Visto che, nel caso in esame, il condominio si trovava in stato di forte degrado, i lavori di manutenzione della facciata e della copertura costituivano un dovere, prima ancora che un diritto, per i condomini.

Quando può essere vietata l’occupazione di suolo pubblico

Il Tribunale Amministrativo ha condiviso l’impostazione difensiva dell’ente. L’occupazione di suolo pubblico, si legge nella sentenza, “può essere vietata per motivi di interesse generale, per contrasto con disposizioni di legge o regolamento, nonché per eventuali prescrizioni, a tutela del decoro, della viabilità, e della sicurezza e pertanto, a tutela di interessi pubblicistici, in questo caso, correttamente tutelati dal provvedimento impugnato.”

Per il T.A.R. dunque, il provvedimento era sufficientemente motivato, e neppure necessitava di comunicazione di avvio del procedimento.

Concessione suolo pubblico come atto vincolato

Si legge nella sentenza in commento che il contenuto della concessione di suolo pubblico, nel caso di interventi di recupero e riqualificazione di edifici, è un provvedimento “sostanzialmente vincolato”. Per questo motivo non era necessaria la comunicazione di avvio del procedimento, posto che il contraddittorio procedimentale non avrebbe potuto portare ad un diniego dell’atto.

Gli interessi commerciali sono recessivi rispetto all’interesse pubblico

Altra questione sollevata dalla ricorrente nel ricorso, riguardava la salvaguardia del suo “diritto di affaccio”. Il ponteggio determinava infatti l’oscuramento del locale, ed inoltre il condominio aveva sfruttato gli spazi occupati dai ponteggi a fini pubblicitari, con ulteriore aggravio del danno al ristorante adiacente. La difesa della proprietaria lamentava il fatto che la concessione dovrebbe essere rilasciata “fatti salvi i diritti dei terzi”.

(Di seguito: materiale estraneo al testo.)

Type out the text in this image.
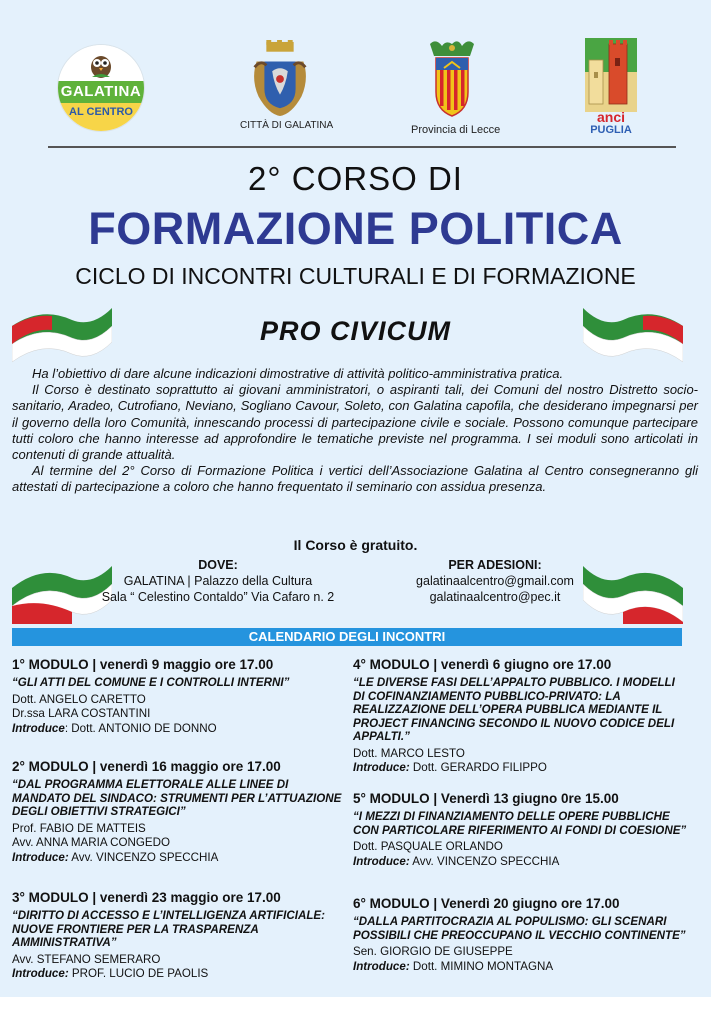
GALATINA
AL CENTRO
CITTÀ DI GALATINA	Provincia di Lecce
anci
PUGLIA
2° CORSO DI
FORMAZIONE POLITICA
CICLO DI INCONTRI CULTURALI E DI FORMAZIONE
PRO CIVICUM

Ha l’obiettivo di dare alcune indicazioni dimostrative di attività politico-amministrativa pratica.

Il Corso è destinato soprattutto ai giovani amministratori, o aspiranti tali, dei Comuni del nostro Distretto socio- sanitario, Aradeo, Cutrofiano, Neviano, Sogliano Cavour, Soleto, con Galatina capofila, che desiderano impegnarsi per il governo della loro Comunità, innescando processi di partecipazione civile e sociale. Possono comunque partecipare tutti coloro che hanno interesse ad approfondire le tematiche previste nel programma. I sei moduli sono articolati in contenuti di grande attualità.

Al termine del 2° Corso di Formazione Politica i vertici dell’Associazione Galatina al Centro consegneranno gli attestati di partecipazione a coloro che hanno frequentato il seminario con assidua presenza.

Il Corso è gratuito.
DOVE:
GALATINA | Palazzo della Cultura
Sala “ Celestino Contaldo” Via Cafaro n. 2
PER ADESIONI:
galatinaalcentro@gmail.com
galatinaalcentro@pec.it
CALENDARIO DEGLI INCONTRI
1° MODULO | venerdì 9 maggio ore 17.00
“GLI ATTI DEL COMUNE E I CONTROLLI INTERNI”
Dott. ANGELO CARETTO
Dr.ssa LARA COSTANTINI
Introduce: Dott. ANTONIO DE DONNO
2° MODULO | venerdì 16 maggio ore 17.00
“DAL PROGRAMMA ELETTORALE ALLE LINEE DI MANDATO DEL SINDACO: STRUMENTI PER L’ATTUAZIONE DEGLI OBIETTIVI STRATEGICI”
Prof. FABIO DE MATTEIS
Avv. ANNA MARIA CONGEDO
Introduce: Avv. VINCENZO SPECCHIA
3° MODULO | venerdì 23 maggio ore 17.00
“DIRITTO DI ACCESSO E L’INTELLIGENZA ARTIFICIALE: NUOVE FRONTIERE PER LA TRASPARENZA AMMINISTRATIVA”
Avv. STEFANO SEMERARO
Introduce: PROF. LUCIO DE PAOLIS
4° MODULO | venerdì 6 giugno ore 17.00
“LE DIVERSE FASI DELL’APPALTO PUBBLICO. I MODELLI DI COFINANZIAMENTO PUBBLICO-PRIVATO: LA REALIZZAZIONE DELL’OPERA PUBBLICA MEDIANTE IL PROJECT FINANCING SECONDO IL NUOVO CODICE DELI APPALTI.”
Dott. MARCO LESTO
Introduce: Dott. GERARDO FILIPPO
5° MODULO | Venerdì 13 giugno 0re 15.00
“I MEZZI DI FINANZIAMENTO DELLE OPERE PUBBLICHE CON PARTICOLARE RIFERIMENTO AI FONDI DI COESIONE”
Dott. PASQUALE ORLANDO
Introduce: Avv. VINCENZO SPECCHIA
6° MODULO | Venerdì 20 giugno ore 17.00
“DALLA PARTITOCRAZIA AL POPULISMO: GLI SCENARI POSSIBILI CHE PREOCCUPANO IL VECCHIO CONTINENTE”
Sen. GIORGIO DE GIUSEPPE
Introduce: Dott. MIMINO MONTAGNA
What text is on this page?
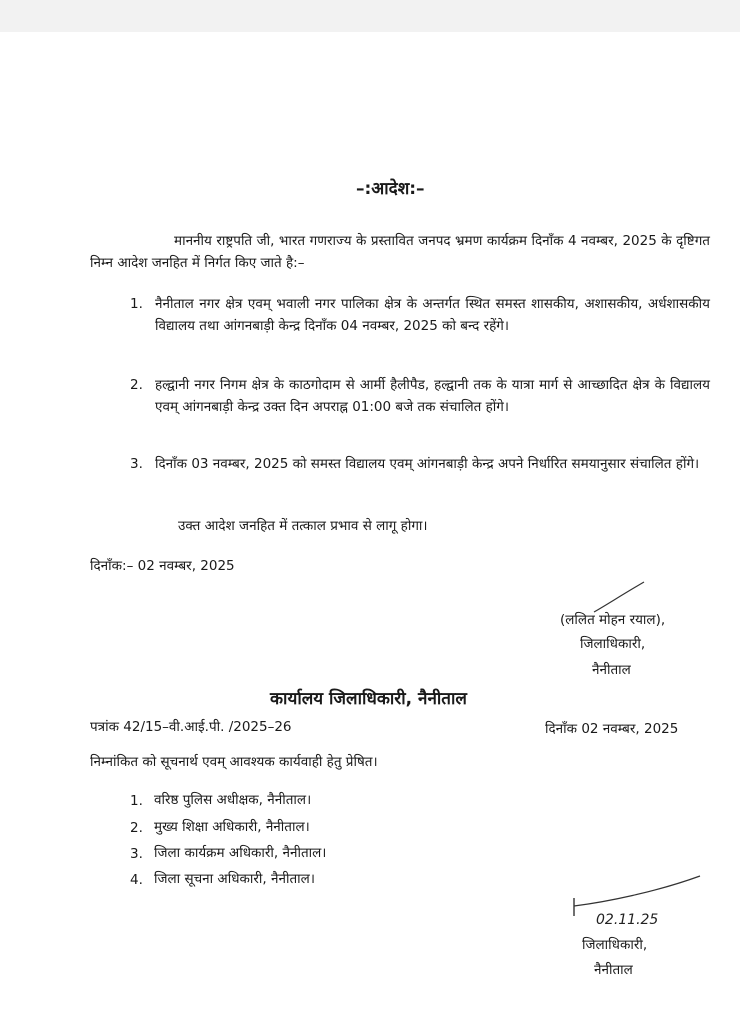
–:आदेश:–
माननीय राष्ट्रपति जी, भारत गणराज्य के प्रस्तावित जनपद भ्रमण कार्यक्रम दिनाँक 4 नवम्बर, 2025 के दृष्टिगत निम्न आदेश जनहित में निर्गत किए जाते है:–
1. नैनीताल नगर क्षेत्र एवम् भवाली नगर पालिका क्षेत्र के अन्तर्गत स्थित समस्त शासकीय, अशासकीय, अर्धशासकीय विद्यालय तथा आंगनबाड़ी केन्द्र दिनाँक 04 नवम्बर, 2025 को बन्द रहेंगे।
2. हल्द्वानी नगर निगम क्षेत्र के काठगोदाम से आर्मी हैलीपैड, हल्द्वानी तक के यात्रा मार्ग से आच्छादित क्षेत्र के विद्यालय एवम् आंगनबाड़ी केन्द्र उक्त दिन अपराह्न 01:00 बजे तक संचालित होंगे।
3. दिनाँक 03 नवम्बर, 2025 को समस्त विद्यालय एवम् आंगनबाड़ी केन्द्र अपने निर्धारित समयानुसार संचालित होंगे।
उक्त आदेश जनहित में तत्काल प्रभाव से लागू होगा।
दिनाँक:– 02 नवम्बर, 2025
(ललित मोहन रयाल),
जिलाधिकारी,
नैनीताल
कार्यालय जिलाधिकारी, नैनीताल
पत्रांक 42/15–वी.आई.पी. /2025–26	दिनाँक 02 नवम्बर, 2025
निम्नांकित को सूचनार्थ एवम् आवश्यक कार्यवाही हेतु प्रेषित।
1. वरिष्ठ पुलिस अधीक्षक, नैनीताल।
2. मुख्य शिक्षा अधिकारी, नैनीताल।
3. जिला कार्यक्रम अधिकारी, नैनीताल।
4. जिला सूचना अधिकारी, नैनीताल।
02.11.25
जिलाधिकारी,
नैनीताल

Ma il Tribunale amministrativo non ha condiviso questa impostazione, richiamando la giurisprudenza consolidata, secondo cui “l’esistenza di un’autorizzazione che faccia salvi i diritti dei terzi, esplica infatti i suoi effetti solo nel rapporto tra la pubblica amministrazione ed il richiedente, essendo invece priva di rilevanza tra privati, suscettibili ad essere tutelati mediante il ricorso ai rimedi civilistici, con la proposizione di un’azione risarcitoria, o la riduzione in pristino”.
Non solo. Chiarisce il Tar che gli interessi commerciali della ricorrente (peraltro compressi solo in via temporanea) erano da ritenere “recessivi” rispetto all’interesse collettivo all’esecuzione dei lavori di messa in sicurezza del condomino.